The most comprehensive introduction to early American fiction remains Davidson’s Revolution and the Word (1986; expanded 2004). Students interested in following the critical debates about early American fiction should familiarize themselves with the debates over the extent to which sentimental fiction serves as an allegory about politics. Jane Tompkins in Sensational Designs (1985) was among the first proponents of an interpretation of sentimental fiction as politically engaged. Shirley Samuels in Romances of the Republic (1996) argued that early American fiction was indeed interested in political formations, but that the emphasis was on the shaping of families as a unit of civil society rather than on individuals.

Readers interested in the political dimensions of the novel of seduction will want to see at least the early chapters of Elizabeth Barnes’s States of Sympathy: Seduction and Democracy in the American Novel (1997). For an opposing view, see Stephen Shapiro’s The Culture and Commerce of the Early American Novel (2008).

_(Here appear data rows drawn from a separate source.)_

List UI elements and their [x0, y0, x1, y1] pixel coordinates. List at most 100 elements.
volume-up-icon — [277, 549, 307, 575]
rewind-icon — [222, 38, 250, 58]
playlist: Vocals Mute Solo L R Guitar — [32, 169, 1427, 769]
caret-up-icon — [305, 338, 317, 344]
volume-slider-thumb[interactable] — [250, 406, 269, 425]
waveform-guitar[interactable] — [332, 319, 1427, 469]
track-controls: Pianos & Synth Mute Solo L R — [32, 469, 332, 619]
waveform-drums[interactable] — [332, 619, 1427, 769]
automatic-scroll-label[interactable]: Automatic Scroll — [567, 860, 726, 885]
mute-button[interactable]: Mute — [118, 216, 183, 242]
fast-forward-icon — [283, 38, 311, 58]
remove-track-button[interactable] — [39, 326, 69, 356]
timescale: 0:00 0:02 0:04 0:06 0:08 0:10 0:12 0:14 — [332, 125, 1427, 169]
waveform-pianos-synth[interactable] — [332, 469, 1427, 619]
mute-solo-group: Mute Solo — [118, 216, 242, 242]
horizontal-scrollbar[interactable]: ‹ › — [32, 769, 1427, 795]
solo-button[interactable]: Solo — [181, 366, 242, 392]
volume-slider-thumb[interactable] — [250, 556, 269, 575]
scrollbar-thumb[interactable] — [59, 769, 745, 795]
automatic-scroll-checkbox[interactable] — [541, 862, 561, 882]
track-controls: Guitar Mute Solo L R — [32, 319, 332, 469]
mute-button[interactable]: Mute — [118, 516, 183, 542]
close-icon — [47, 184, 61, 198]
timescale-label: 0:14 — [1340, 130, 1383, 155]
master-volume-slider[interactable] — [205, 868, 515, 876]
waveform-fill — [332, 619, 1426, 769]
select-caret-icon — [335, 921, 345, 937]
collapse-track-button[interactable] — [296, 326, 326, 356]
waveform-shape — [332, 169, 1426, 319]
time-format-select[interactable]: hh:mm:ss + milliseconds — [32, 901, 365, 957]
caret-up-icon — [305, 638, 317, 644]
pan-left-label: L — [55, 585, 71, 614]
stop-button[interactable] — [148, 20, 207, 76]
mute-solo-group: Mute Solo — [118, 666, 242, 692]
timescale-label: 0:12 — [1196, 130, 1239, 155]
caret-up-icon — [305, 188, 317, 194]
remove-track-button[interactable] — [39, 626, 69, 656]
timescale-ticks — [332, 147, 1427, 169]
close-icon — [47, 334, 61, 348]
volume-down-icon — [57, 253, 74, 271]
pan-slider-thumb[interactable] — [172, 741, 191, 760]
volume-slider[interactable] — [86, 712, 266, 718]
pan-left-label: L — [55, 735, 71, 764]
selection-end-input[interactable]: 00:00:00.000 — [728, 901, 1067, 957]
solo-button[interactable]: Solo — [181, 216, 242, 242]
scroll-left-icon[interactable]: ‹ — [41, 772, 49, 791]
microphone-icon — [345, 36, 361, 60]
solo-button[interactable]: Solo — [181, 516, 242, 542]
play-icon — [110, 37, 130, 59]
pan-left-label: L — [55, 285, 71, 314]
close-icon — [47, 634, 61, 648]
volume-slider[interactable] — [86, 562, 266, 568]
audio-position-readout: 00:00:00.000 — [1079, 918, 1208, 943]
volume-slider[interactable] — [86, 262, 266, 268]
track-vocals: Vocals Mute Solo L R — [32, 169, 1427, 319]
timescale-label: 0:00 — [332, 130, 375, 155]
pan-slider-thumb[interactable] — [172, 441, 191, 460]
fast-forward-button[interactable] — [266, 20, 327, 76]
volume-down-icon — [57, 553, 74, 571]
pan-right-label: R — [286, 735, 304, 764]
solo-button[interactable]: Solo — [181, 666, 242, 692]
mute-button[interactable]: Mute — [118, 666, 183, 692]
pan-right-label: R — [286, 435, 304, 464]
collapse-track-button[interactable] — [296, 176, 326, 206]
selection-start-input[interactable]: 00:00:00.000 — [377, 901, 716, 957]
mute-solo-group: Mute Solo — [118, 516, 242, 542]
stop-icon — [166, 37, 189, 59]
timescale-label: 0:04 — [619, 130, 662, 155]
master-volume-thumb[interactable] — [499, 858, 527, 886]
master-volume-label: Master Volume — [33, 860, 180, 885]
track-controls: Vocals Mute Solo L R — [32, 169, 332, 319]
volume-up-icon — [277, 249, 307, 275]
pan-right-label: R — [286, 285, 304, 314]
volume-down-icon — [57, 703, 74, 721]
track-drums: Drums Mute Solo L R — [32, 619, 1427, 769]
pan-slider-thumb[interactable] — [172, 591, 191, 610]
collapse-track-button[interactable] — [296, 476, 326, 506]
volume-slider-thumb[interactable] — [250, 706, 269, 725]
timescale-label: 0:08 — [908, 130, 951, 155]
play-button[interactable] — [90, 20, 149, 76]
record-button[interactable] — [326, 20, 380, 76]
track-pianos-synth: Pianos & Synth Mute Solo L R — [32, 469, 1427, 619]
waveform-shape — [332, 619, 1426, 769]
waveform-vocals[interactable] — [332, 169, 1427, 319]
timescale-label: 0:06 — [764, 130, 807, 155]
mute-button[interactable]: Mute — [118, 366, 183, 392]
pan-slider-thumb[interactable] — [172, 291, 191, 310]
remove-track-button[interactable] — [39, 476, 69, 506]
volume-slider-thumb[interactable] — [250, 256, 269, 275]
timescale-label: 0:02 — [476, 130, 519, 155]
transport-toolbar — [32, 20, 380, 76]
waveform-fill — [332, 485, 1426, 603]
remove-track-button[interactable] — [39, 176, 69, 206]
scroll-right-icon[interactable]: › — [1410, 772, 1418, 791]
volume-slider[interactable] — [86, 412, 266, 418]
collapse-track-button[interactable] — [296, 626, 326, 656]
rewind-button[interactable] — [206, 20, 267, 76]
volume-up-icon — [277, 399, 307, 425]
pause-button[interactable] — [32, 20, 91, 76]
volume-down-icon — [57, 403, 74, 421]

Students interested in the financial matters dealt with in early fiction will want to consult Joseph Fichtelberg’s Critical Fictions: Sentiment and the American Market (2003), Jennifer Baker’s cross-genre study Securing the Commonwealth: Debt, Speculation, and Writing in the Making of Early America (2005), as well as Karen Weyler’s Intricate Relations: Sexual and Economic Desire in American Fiction (2004). Baker provides a longer historical view to contextualize financial matters as they appear in literature, while Weyler offers more readings of individual novels from the early Republican period.

Topics for Discussion and Research

  1. The eighteenth-century debates about fiction pitted a view of literature as educational against a view of literature as primarily entertaining. Even when writers explicitly state that their purpose is education (maybe especially in that case), readers might reasonably disagree. How do individual novels work to educate readers? Do the novels ever work at cross-purposes, claiming to teach one lesson but really suggesting another? Readers might also wish to consider in what ways the novels are entertaining and make their own analysis of the role of entertainment versus education in these novels.
  2. How do sentimental novels relate to real social values regarding sexuality during the era? Good background will be found in the collection of essays Sex and Sexuality in Early America (1998), edited by Merril Smith, and also Richard Godbeer’s Sexual Revolution in Early America (2002).
  3. Some critics, including Davidson in Revolution and the Word, have demonstrated the link between novels and women’s education. In many of these novels, discussions of women’s education feature in the novels themselves. Students might wish to compare visions of education and women’s reading (good novels to consider would be Sansay’s Laura, Foster’s Coquette and especially The Boarding School, and Charles Brockden Brown’s Clara Howard).
  4. Debates about the gender politics of these novels are long-standing. Whether written by a man or a woman, does a given novel appear to suggest that women’s options in life were inappropriately limited? The Coquette, with its central character who uses the language of independence that recalls the Declaration of Independence, has been a central text in the debate, but these questions can profitably be pursued in any sentimental novel.
  5. As noted above, much recent criticism of the sentimental novel has dealt with the relationship between sentiment and economics. For background on economic thought in the era, students might wish to consult A Union of Interests: Political and Economic Thought in Revolutionary America, edited by Cathy D. Matson and Peter S. Onuf (1990).